Por Guillermo Piro |
En una escena memorable de Bajo el peso de la ley, de Jim Jarmusch, Roberto Benigni recuerda al modo en que su madre asesinaba los conejos con los que alimentaba a su familia. El método no era particular ni creativo, y sobre todo no carecía de crueldad: era más bien la manifestación de un saber antiguo, que como la cocina suele transmitirse de padres a hijos. Naturalmente, el relato de Benigni es gracioso, pero su descripción del método resulta siniestra por lo verdadera: los conejos efectivamente siempre se han matado así.

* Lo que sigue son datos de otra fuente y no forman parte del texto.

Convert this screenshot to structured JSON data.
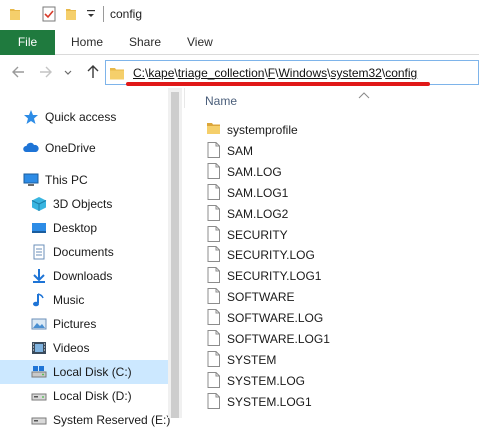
{
  "window": {
    "title": "config"
  },
  "ribbon": {
    "tabs": {
      "file": "File",
      "home": "Home",
      "share": "Share",
      "view": "View"
    }
  },
  "address": {
    "segments": [
      "C:",
      "kape",
      "triage_collection",
      "F",
      "Windows",
      "system32",
      "config"
    ],
    "separator": "\\"
  },
  "nav": {
    "quick_access": "Quick access",
    "onedrive": "OneDrive",
    "this_pc": "This PC",
    "objects_3d": "3D Objects",
    "desktop": "Desktop",
    "documents": "Documents",
    "downloads": "Downloads",
    "music": "Music",
    "pictures": "Pictures",
    "videos": "Videos",
    "local_disk_c": "Local Disk (C:)",
    "local_disk_d": "Local Disk (D:)",
    "system_reserved": "System Reserved (E:)"
  },
  "content": {
    "column_header": "Name",
    "files": [
      {
        "name": "systemprofile",
        "type": "folder"
      },
      {
        "name": "SAM",
        "type": "file"
      },
      {
        "name": "SAM.LOG",
        "type": "file"
      },
      {
        "name": "SAM.LOG1",
        "type": "file"
      },
      {
        "name": "SAM.LOG2",
        "type": "file"
      },
      {
        "name": "SECURITY",
        "type": "file"
      },
      {
        "name": "SECURITY.LOG",
        "type": "file"
      },
      {
        "name": "SECURITY.LOG1",
        "type": "file"
      },
      {
        "name": "SOFTWARE",
        "type": "file"
      },
      {
        "name": "SOFTWARE.LOG",
        "type": "file"
      },
      {
        "name": "SOFTWARE.LOG1",
        "type": "file"
      },
      {
        "name": "SYSTEM",
        "type": "file"
      },
      {
        "name": "SYSTEM.LOG",
        "type": "file"
      },
      {
        "name": "SYSTEM.LOG1",
        "type": "file"
      }
    ]
  },
  "colors": {
    "file_tab": "#1f7a3e",
    "selection": "#cce8ff",
    "annotation_underline": "#e01818",
    "folder": "#e8b94a"
  }
}
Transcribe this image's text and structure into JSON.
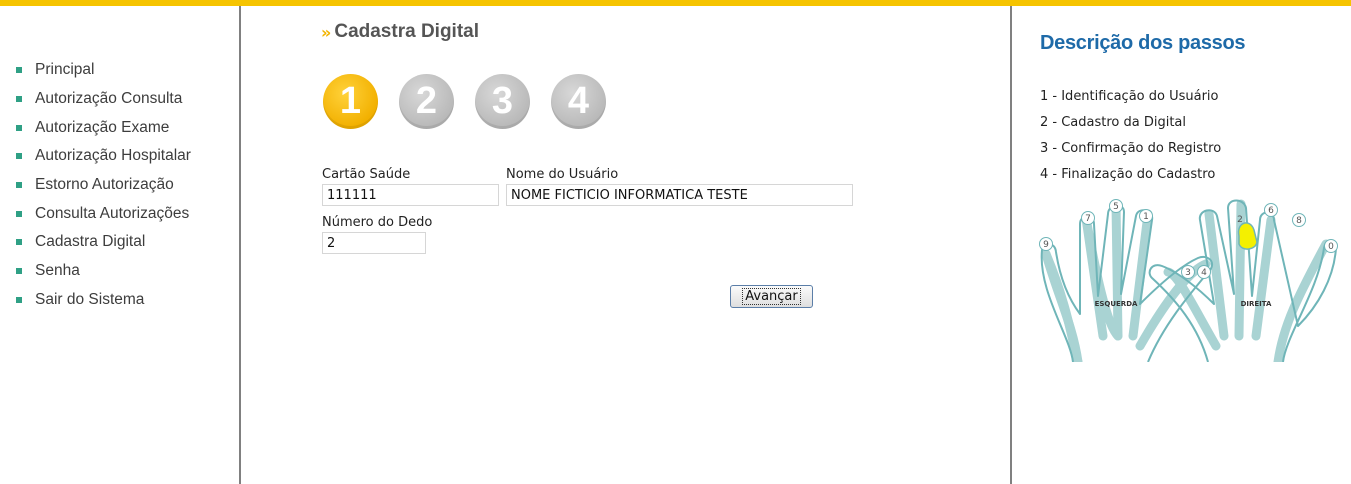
{
  "sidebar": {
    "items": [
      {
        "label": "Principal"
      },
      {
        "label": "Autorização Consulta"
      },
      {
        "label": "Autorização Exame"
      },
      {
        "label": "Autorização Hospitalar"
      },
      {
        "label": "Estorno Autorização"
      },
      {
        "label": "Consulta Autorizações"
      },
      {
        "label": "Cadastra Digital"
      },
      {
        "label": "Senha"
      },
      {
        "label": "Sair do Sistema"
      }
    ]
  },
  "main": {
    "title_arrow": "»",
    "title": "Cadastra Digital",
    "steps": [
      {
        "label": "1",
        "state": "active"
      },
      {
        "label": "2",
        "state": "inactive"
      },
      {
        "label": "3",
        "state": "inactive"
      },
      {
        "label": "4",
        "state": "inactive"
      }
    ],
    "form": {
      "cartao_label": "Cartão Saúde",
      "cartao_value": "111111",
      "nome_label": "Nome do Usuário",
      "nome_value": "NOME FICTICIO INFORMATICA TESTE",
      "dedo_label": "Número do Dedo",
      "dedo_value": "2"
    },
    "advance_button": "Avançar"
  },
  "right_panel": {
    "title": "Descrição dos passos",
    "steps": [
      "1 - Identificação do Usuário",
      "2 - Cadastro da Digital",
      "3 - Confirmação do Registro",
      "4 - Finalização do Cadastro"
    ],
    "hands": {
      "left_label": "ESQUERDA",
      "right_label": "DIREITA",
      "left_fingers": [
        "9",
        "7",
        "5",
        "1",
        "3"
      ],
      "right_fingers": [
        "4",
        "2",
        "6",
        "8",
        "0"
      ],
      "selected_finger": "2"
    }
  },
  "colors": {
    "accent": "#f6c400",
    "nav_bullet": "#2fa085",
    "heading_blue": "#1e6aa8",
    "finger_highlight": "#f4f000"
  }
}
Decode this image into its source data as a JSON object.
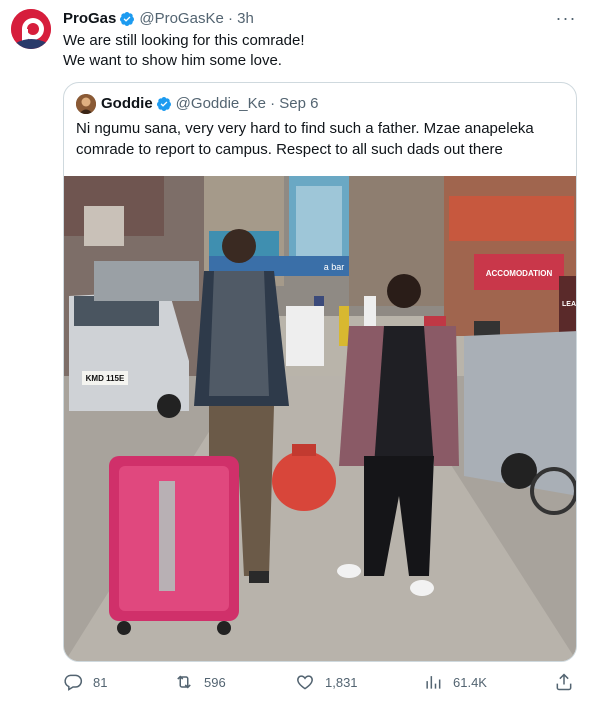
{
  "tweet": {
    "author_name": "ProGas",
    "handle_time": "@ProGasKe · 3h",
    "text_line1": "We are still looking for this comrade!",
    "text_line2": "We want to show him some love."
  },
  "quoted": {
    "author_name": "Goddie",
    "handle_time": "@Goddie_Ke · Sep 6",
    "text": "Ni ngumu sana, very very hard to find such a father. Mzae anapeleka comrade to report to campus. Respect to all such dads out there",
    "photo_signs": [
      "ACCOMODATION",
      "a bar",
      "LEA"
    ],
    "plate": "KMD 115E"
  },
  "actions": {
    "replies": "81",
    "retweets": "596",
    "likes": "1,831",
    "views": "61.4K"
  },
  "colors": {
    "accent": "#1d9bf0",
    "brand": "#d61e3c",
    "muted": "#536471"
  }
}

Se los acaricia largamente, dejando que descansen en el regazo, y cuando están muy relajados, cuando se pueden adivinar en ellos un placer similar al que experimentan los gatos (de hecho hay más de una coincidencia entre conejos y gatos, pero no es el momento de hablar de ellas), entonces, recién allí, se les da un golpe seco en la nuca. Lo que sigue después es una banal receta popular, con variantes provinciales, naturalmente, pero que en sustancia siempre da como resultado un conejo al ajillo. El punctum del parlamento de Benigni es a la vez el final abrupto que da a su intervención: a pesar de haberla visto tantas veces en el ejercicio de un acto tan sibilino y cruel, él ama profundamente a su madre. Lo sorprendente es que esa misma intervención de Benigni sobre los golpes de conejo concluye con un golpe de conejo, solo que aplicado a otro ámbito, al ámbito de la narración –oral en este caso.
El golpe de conejo es entonces, en la materia que nos importa, ese recurso que en la historia de la literatura tiene varios campeones, que consiste en saber introducir el final abrupto, inesperado, fatal, inmejorable, de un capítulo. Seguramente hay muchos exponentes notables de esta herramienta, pero yo no encontré especímen mejor que Louis-Ferdinand Céline. No todo Céline, o no en cualquier Céline: allí donde el golpe de conejo se vuelve un dispositivo hermoso y martirizador es en las dos primeras novelas, el Viaje al fin de la noche (1932) y especialmente en Muerte a crédito (1936). En el Viaje, Céline parece haber descubierto que el recurso le deparaba aplausos y sorpresas, pero es en Muerte a crédito donde consiguió llevarlo a una perfección apabullante, ensordecedora.
No hay referencias a los golpes de conejo en Conversaciones con el profesor Y –un libro de Céline del 55–, ni en las cartas a sus editores. Es como si fuera un recurso tan natural y sencillo que ni siquiera hace falta ponerle un nombre. Esa es una explicación. Otra podría ser esta: a diferencia de tantos escritores, no quiere compartir las instrucciones para escribir como él. Muchos lo hicieron antes, Raymond Roussel, para quedarnos en Francia, pero en su caso la transmisión de saber llevaba una trampa: Cómo escribí algunos libros míos está escrito con la generosidad, la tranquilidad y la conciencia del que sabe que no importa cuántos secreto devele, nadie podrá jamás imitarlo. Los artilugios de Céline, en cambio, son menos extravagantes: Roussel estaba completamente loco, pero no era un mal tipo. Céline era un escritor formidable, pero era antisemita y el más grande cretino de Occidente. Esas pocas diferencias son definitorias a la hora de poner sobre la balanza la posibilidad de compartir las propias tretas con los demás: ¿o acaso alguien conoce a un nazi generoso?
¿No será eso lo que intenta transmitir la escena de Benigni, ahora que lo pienso? Tal vez solo a una madre le está permitida la convivencia en un mismo ser del nazismo y la generosidad, la locura y el equilibrio, la muerte y el amor eterno.